In 1866, a man named Lewis D. Peeler was born in North Carolina. He studied at a local Lutheran college and in Virginia, and eventually tried his hand at a number of different enterprises, including farming and wholesaling. When he was 47 years old, he bought into a Kentucky-based bottling company named Mint-Cola Bottling. He and another investor opened a local franchise of the company in the basement of Peeler's general store near the railroad line in Salisbury, North Carolina. In 1917, he formed the Carolina Beverage Corporation.

But times were tough and there was a sugar ration in place due to World War I. Peeler wanted to produce a beverage that used less sugar but still tasted great. His drive to develop his own soft drink led him to a salesman from St. Louis who sold him a wild cherry flavor derived from oil of almonds that blended well with other flavors already being produced. Convinced he'd found the "secret sauce" for his new drink, Peeler named the beverage “cheer” for pleasure and “wine” for its deep red color.
The taste sensation known as Cheerwine was born. The company's first slogan: For Health & Pleasure.

The delicious sparkling soda quickly satisfied thirsts in Appalachia. The company was renamed Piedmont Cheerwine Bottling Company in 1924 to increase brand recognition throughout North Carolina, and Peeler first registered the Cheerwine trademark in 1926. In 1927, he started another bottling company in Charlotte. That business was later sold to Sun-Drop Bottling in 1976.

LD Peeler;
Lewis passed away in 1931. His son, Clifford, took over the business. He not only kept the company afloat during the depression, but managed to keep it profitable. The public continued to purchase the drink and felt it was good to have a product with the word “Cheer” in the name during such difficult times.

Today, Lewis D. Peeler's great-grandson, Charles Clifford "Cliff" Ritchie, runs the company that the family says is "the oldest continuously operated soft drink company still run by the same family." Cheerwine can be found in markets in all 50 states, Europe, and China. 

To me, that's a sure testament to a great product. I couldn't wait to try it!!! YUMMM! 

Your turn: Have you tried Cheerwine? What'd'ya think? What is your favorite drink to wet your whistle?

Springhouse at the Walker Sisters Cabin, the setting for
Appalachian Song

Michelle Shocklee 
is the author of several historical novels, including Count the Nights by Stars, winner of the Christianity Today Book Award, and Under the Tulip Tree, a Christy Awards and Selah Awards finalist. Her work has been included in numerous Chicken Soup for the Soul books, magazines, and blogs. Married to her college sweetheart and the mother of two grown sons, she makes her home in Tennessee, not far from the historical sites she writes about. Visit her online  at


Forever within the memories of my heart.
Always remember, you are perfectly loved.
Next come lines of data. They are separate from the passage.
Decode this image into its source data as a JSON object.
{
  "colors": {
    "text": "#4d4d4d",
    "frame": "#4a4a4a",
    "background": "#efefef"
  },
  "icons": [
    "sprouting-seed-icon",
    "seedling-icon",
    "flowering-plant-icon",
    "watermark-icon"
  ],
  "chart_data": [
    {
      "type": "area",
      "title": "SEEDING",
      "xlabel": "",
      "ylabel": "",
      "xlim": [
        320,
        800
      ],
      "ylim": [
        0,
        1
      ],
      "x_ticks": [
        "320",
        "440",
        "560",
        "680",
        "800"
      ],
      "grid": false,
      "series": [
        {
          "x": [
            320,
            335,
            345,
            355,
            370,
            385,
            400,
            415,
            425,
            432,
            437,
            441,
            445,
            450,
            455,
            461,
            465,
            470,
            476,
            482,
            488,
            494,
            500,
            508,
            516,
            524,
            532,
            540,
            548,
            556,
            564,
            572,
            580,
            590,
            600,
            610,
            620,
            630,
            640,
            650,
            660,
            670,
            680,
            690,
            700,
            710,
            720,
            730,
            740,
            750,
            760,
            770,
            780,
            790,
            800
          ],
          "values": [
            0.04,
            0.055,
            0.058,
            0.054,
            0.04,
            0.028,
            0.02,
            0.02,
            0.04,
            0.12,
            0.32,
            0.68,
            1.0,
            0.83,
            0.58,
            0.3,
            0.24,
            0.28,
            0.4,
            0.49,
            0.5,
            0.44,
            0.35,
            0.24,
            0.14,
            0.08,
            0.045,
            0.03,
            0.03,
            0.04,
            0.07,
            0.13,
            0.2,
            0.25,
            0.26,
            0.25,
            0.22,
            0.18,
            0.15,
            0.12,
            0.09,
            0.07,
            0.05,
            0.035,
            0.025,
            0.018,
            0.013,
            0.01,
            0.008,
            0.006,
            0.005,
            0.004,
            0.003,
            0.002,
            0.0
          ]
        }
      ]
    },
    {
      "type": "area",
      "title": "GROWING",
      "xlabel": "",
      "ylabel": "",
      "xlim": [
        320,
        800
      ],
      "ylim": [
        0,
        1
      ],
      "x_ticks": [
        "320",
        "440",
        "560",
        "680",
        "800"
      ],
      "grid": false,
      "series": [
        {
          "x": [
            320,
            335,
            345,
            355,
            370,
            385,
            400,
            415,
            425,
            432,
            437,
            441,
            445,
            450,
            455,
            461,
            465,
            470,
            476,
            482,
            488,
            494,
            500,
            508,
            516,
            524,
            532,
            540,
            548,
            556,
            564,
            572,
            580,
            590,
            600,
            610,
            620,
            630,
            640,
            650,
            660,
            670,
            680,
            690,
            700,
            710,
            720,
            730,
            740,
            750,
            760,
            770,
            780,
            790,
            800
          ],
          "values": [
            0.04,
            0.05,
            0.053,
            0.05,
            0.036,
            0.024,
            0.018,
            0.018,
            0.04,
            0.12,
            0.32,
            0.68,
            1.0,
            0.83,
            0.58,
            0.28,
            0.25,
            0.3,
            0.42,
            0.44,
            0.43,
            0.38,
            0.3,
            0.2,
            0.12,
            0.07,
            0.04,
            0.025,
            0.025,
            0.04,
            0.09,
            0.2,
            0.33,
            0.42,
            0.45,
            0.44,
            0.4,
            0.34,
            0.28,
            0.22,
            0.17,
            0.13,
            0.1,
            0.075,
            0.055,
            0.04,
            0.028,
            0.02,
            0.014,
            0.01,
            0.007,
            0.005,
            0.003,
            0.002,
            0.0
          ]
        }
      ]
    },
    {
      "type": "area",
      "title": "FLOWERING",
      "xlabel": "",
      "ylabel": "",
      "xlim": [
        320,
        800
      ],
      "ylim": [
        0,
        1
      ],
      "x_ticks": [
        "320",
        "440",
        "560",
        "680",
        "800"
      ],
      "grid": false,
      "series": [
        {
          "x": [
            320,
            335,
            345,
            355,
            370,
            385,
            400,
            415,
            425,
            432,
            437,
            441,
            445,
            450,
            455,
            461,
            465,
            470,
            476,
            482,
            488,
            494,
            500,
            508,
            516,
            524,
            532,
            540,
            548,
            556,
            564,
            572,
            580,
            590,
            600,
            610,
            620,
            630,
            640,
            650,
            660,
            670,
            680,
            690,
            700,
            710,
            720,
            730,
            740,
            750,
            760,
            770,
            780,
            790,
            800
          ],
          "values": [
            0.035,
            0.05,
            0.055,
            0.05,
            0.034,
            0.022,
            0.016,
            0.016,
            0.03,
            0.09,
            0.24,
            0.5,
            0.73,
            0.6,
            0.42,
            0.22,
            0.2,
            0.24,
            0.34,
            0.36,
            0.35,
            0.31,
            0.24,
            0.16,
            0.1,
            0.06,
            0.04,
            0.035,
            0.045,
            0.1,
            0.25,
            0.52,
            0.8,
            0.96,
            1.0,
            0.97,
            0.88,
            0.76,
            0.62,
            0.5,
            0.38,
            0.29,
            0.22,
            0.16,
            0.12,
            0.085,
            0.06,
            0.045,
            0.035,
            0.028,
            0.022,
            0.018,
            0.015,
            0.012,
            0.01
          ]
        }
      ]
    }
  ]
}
Bertie Jenkins has spent forty years serving as a midwife for her community in the Great Smoky Mountains of East Tennessee. Out of all the mothers she’s tended, none affects her more than the young teenager who shows up on her doorstep, injured, afraid, and expecting, one warm June day in 1943. As Bertie and her four sisters tenderly nurture Songbird back to health, the bond between the childless midwife and the motherless teen grows strong. But soon Songbird is forced to make a heartbreaking decision that will tear this little family apart.

Thirty years later, the day after his father’s funeral, Walker Wylie is stunned to learn he was adopted as an infant. The famous country singer enlists the help of adoption advocate Reese Chandler in the hopes of learning why he was abandoned by his birth parents. With the only clue he has in hand, Walker and Reese head deep into the Appalachian Mountains to track down Bertie Jenkins, the midwife who holds the secrets to Walker’s past.

1 comment:

  1. Thank you for posting today! I will have to find out where in my state this is sold. I like Diet Coke but usually a cold drink is water.